To emulate exam conditions, students using the tool are timed for each problem. The students are allowed to redo variations of the same problem without penalty.

"This is to make sure the students know how to do the problems correctly after each use, to know that learning has taken place," he said. "This is usually not possible with traditional homework, where students are not sure if they've done the problems correctly."

The tool allows students to review how they've performed in past assignments and then focus on improving areas where they have shown weakness. Progress reports tell students how they are doing in all areas and what areas they need to strengthen before each exam.

"There is immediate feedback in the form of hints or solutions for incorrectly answered questions," Clark said. "Unlike static textbook problems, students can modify their problems to try what-if scenarios.
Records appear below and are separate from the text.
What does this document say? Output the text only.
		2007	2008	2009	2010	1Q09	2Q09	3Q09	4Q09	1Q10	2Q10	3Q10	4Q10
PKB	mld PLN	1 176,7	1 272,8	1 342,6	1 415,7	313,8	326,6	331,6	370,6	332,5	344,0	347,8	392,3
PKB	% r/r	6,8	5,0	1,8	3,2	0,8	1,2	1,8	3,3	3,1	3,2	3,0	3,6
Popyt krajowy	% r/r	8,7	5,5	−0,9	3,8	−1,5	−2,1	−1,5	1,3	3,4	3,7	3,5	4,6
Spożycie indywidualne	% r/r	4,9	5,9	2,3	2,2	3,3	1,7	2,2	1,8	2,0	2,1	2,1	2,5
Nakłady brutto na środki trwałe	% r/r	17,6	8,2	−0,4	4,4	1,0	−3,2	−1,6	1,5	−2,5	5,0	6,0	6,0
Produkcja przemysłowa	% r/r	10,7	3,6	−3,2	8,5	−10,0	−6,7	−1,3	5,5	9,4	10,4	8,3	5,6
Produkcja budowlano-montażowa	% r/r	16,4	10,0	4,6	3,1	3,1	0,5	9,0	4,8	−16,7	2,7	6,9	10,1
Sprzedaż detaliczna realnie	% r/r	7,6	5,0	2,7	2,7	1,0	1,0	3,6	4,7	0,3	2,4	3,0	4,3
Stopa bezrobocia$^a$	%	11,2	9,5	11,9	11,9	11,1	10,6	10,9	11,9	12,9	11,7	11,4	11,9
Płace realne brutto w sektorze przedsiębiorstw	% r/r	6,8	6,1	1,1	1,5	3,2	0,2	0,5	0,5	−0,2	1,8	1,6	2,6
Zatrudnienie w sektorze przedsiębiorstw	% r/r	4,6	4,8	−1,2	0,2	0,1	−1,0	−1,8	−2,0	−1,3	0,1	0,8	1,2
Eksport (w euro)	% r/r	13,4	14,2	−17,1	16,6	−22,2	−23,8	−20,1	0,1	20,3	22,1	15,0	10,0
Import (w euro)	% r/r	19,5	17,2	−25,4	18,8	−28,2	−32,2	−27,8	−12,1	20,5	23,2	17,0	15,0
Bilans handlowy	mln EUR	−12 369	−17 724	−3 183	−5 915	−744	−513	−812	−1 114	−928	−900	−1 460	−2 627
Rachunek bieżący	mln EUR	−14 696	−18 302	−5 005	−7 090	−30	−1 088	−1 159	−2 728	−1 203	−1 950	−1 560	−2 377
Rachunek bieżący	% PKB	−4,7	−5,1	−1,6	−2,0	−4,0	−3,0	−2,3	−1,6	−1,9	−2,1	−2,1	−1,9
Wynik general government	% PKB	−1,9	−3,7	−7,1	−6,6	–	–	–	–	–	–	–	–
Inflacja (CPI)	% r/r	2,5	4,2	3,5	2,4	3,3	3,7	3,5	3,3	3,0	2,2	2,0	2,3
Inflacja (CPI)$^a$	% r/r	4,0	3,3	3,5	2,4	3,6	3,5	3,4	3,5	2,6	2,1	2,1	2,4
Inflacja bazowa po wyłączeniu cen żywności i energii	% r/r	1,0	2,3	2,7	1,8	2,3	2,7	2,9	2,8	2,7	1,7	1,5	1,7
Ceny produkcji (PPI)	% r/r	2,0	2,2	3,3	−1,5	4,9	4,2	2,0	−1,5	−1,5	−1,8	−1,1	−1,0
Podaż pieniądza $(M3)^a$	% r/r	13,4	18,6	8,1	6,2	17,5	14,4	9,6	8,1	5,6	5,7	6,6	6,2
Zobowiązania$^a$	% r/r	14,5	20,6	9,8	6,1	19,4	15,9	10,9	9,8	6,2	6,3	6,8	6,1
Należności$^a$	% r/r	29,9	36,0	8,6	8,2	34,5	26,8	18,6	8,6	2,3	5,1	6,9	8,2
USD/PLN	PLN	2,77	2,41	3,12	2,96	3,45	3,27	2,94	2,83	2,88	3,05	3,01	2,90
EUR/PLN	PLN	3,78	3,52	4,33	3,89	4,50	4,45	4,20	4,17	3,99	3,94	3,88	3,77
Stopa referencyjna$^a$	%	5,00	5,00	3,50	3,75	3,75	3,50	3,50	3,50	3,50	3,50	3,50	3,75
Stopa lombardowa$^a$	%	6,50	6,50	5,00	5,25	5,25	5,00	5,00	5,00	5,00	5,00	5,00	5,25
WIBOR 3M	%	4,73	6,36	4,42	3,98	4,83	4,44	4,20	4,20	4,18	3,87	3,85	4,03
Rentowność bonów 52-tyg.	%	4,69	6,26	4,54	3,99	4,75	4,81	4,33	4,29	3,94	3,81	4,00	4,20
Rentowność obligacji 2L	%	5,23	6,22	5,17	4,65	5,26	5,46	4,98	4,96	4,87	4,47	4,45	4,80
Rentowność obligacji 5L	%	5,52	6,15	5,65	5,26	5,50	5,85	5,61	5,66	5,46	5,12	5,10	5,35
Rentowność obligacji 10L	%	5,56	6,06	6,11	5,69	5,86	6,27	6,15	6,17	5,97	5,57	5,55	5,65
For example, students can change a resistor into a capacitor and compute the solution of the modified circuit. This way they get more of an intuitive feel and get immediate answers to questions outside of lectures or office hours."

Findings indicate that students who used the tool in thermodynamics had an average in-class exam score 14 percentage points higher than students who did not use the tool that semester.
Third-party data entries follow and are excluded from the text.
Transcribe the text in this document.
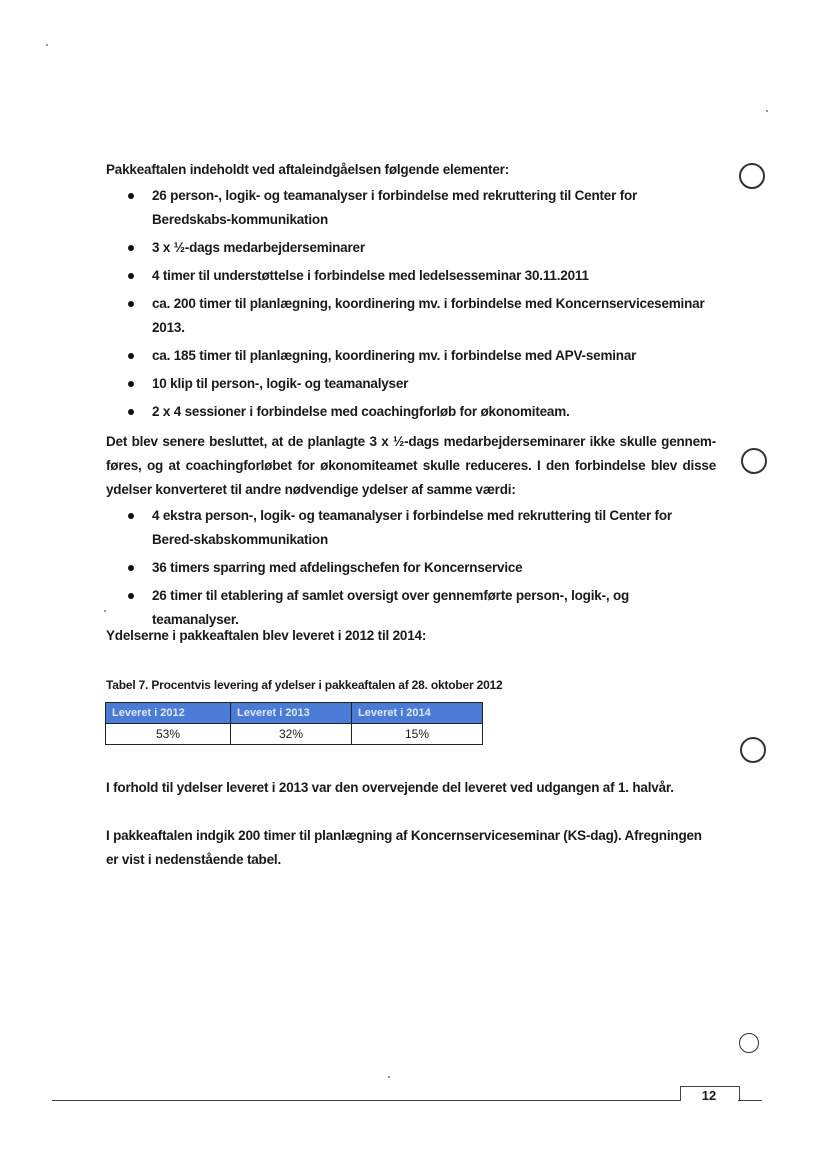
Pakkeaftalen indeholdt ved aftaleindgåelsen følgende elementer:

26 person-, logik- og teamanalyser i forbindelse med rekruttering til Center for Beredskabs-kommunikation
3 x ½-dags medarbejderseminarer
4 timer til understøttelse i forbindelse med ledelsesseminar 30.11.2011
ca. 200 timer til planlægning, koordinering mv. i forbindelse med Koncernserviceseminar 2013.
ca. 185 timer til planlægning, koordinering mv. i forbindelse med APV-seminar
10 klip til person-, logik- og teamanalyser
2 x 4 sessioner i forbindelse med coachingforløb for økonomiteam.

Det blev senere besluttet, at de planlagte 3 x ½-dags medarbejderseminarer ikke skulle gennem-føres, og at coachingforløbet for økonomiteamet skulle reduceres. I den forbindelse blev disse ydelser konverteret til andre nødvendige ydelser af samme værdi:

4 ekstra person-, logik- og teamanalyser i forbindelse med rekruttering til Center for Bered-skabskommunikation
36 timers sparring med afdelingschefen for Koncernservice
26 timer til etablering af samlet oversigt over gennemførte person-, logik-, og teamanalyser.

Ydelserne i pakkeaftalen blev leveret i 2012 til 2014:

Tabel 7. Procentvis levering af ydelser i pakkeaftalen af 28. oktober 2012
Leveret i 2012	Leveret i 2013	Leveret i 2014
53%	32%	15%

I forhold til ydelser leveret i 2013 var den overvejende del leveret ved udgangen af 1. halvår.

I pakkeaftalen indgik 200 timer til planlægning af Koncernserviceseminar (KS-dag). Afregningen er vist i nedenstående tabel.

12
"This improvement in exam performance is well outside the uncertainty of 3.7 percentage points in the data," Clark said. "In an exit survey, students mentioned that the tool optimized and reduced their study time."

The research paper was written by a multidisciplinary team from Purdue: mechanical engineering graduate student researcher Prabhakar Marepalli; Alejandra Magana, a visiting assistant professor in the Department of Computer and Information Technology and the School of Engineering Education; undergraduate student researchers Manaz Taleyarkhan from the Multidisciplinary Engineering Program and Nikitha Sambamurthy from the School of Engineering Education; and Clark.
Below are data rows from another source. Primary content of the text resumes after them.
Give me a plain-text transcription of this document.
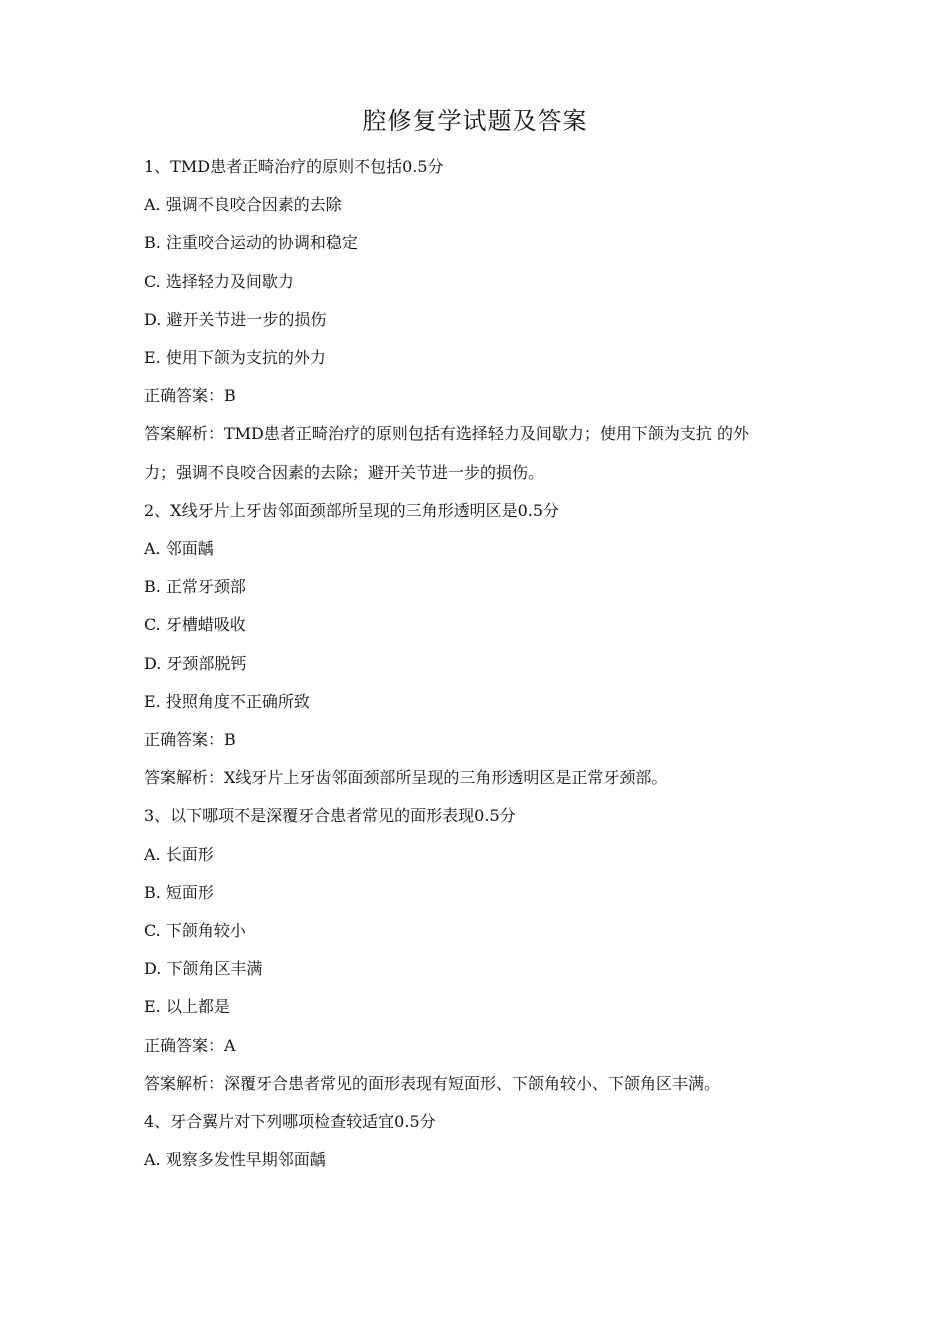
腔修复学试题及答案
1、TMD患者正畸治疗的原则不包括0.5分
A. 强调不良咬合因素的去除
B. 注重咬合运动的协调和稳定
C. 选择轻力及间歇力
D. 避开关节进一步的损伤
E. 使用下颌为支抗的外力
正确答案：B
答案解析：TMD患者正畸治疗的原则包括有选择轻力及间歇力；使用下颌为支抗 的外
力；强调不良咬合因素的去除；避开关节进一步的损伤。
2、X线牙片上牙齿邻面颈部所呈现的三角形透明区是0.5分
A. 邻面龋
B. 正常牙颈部
C. 牙槽蜡吸收
D. 牙颈部脱钙
E. 投照角度不正确所致
正确答案：B
答案解析：X线牙片上牙齿邻面颈部所呈现的三角形透明区是正常牙颈部。
3、以下哪项不是深覆牙合患者常见的面形表现0.5分
A. 长面形
B. 短面形
C. 下颌角较小
D. 下颌角区丰满
E. 以上都是
正确答案：A
答案解析：深覆牙合患者常见的面形表现有短面形、下颌角较小、下颌角区丰满。
4、牙合翼片对下列哪项检查较适宜0.5分
A. 观察多发性早期邻面龋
The tool, called SugarAid, is supported by and available on the NSF-supported nanoHub.org.

Writer:  Emil Venere, (765) 494-4709, venere@purdue.edu  

Source:  Jason Vaughn Clark, (765) 494-3437, jvclark@purdue.edu

Note to Journalists: An electronic copy of the research paper is available from Emil Venere, 765-494-4709, venere@purdue.edu  

ABSTRACT

SugarAid 0.2: An Online Learning Tool for STEM  

Prabhakar Marepalli1, Alejandra Magana2, Manaz R. Taleyarkhan3,
Nikitha Sambamurthy2, Jason V. Clark 1,4

Schools of 1Mechanical, 2Engineering Education, 3Multidisciplinary,
4Electrical and Computer Engineering, Purdue University

We present an online learning tool called SugarAid version 0.2 to assist in the education of students of science, technology, engineering, and mathematics (STEM). We have used the tool in both mechanical and electrical engineering courses with positive results, such as improved written exam scores. SugarAid may be used online at nanoHUB.org with remote computation; i.e. all that is required to use SugarAid is any device with Internet browsing capability. The tool is intended to replace or complement course homework, and to provide custom review material that adapts to each student's learning curve. The tool prepares students for in-class examinations by providing timed exercises, and allows the students and instructor to know which ABET (Accreditation Board of Engineering and Technology) concepts are being addressed. Immediate grading provides instant feedback to both instructor and students. SugarAid may be configured to display image files, function plots, multiple choice questions, detailed solutions, etc. We have implemented a weakness function in SugarAid that works by remembering exercises answered incorrectly and tests for the retention of such exercises at a later date. Reference material such as lecture notes and data tables may be displayed in SugarAid. The latest version allows students to modify exercises to explore what-if scenarios by, say, replacing a resistor with a capacitor in a circuit. In this paper we describe SugarAid and examine various metrics including a comparison of exam scores by students that did, and did not, use the tool. The exam results, usage data and survey suggest that SugarAid has a positive impact on students' performance.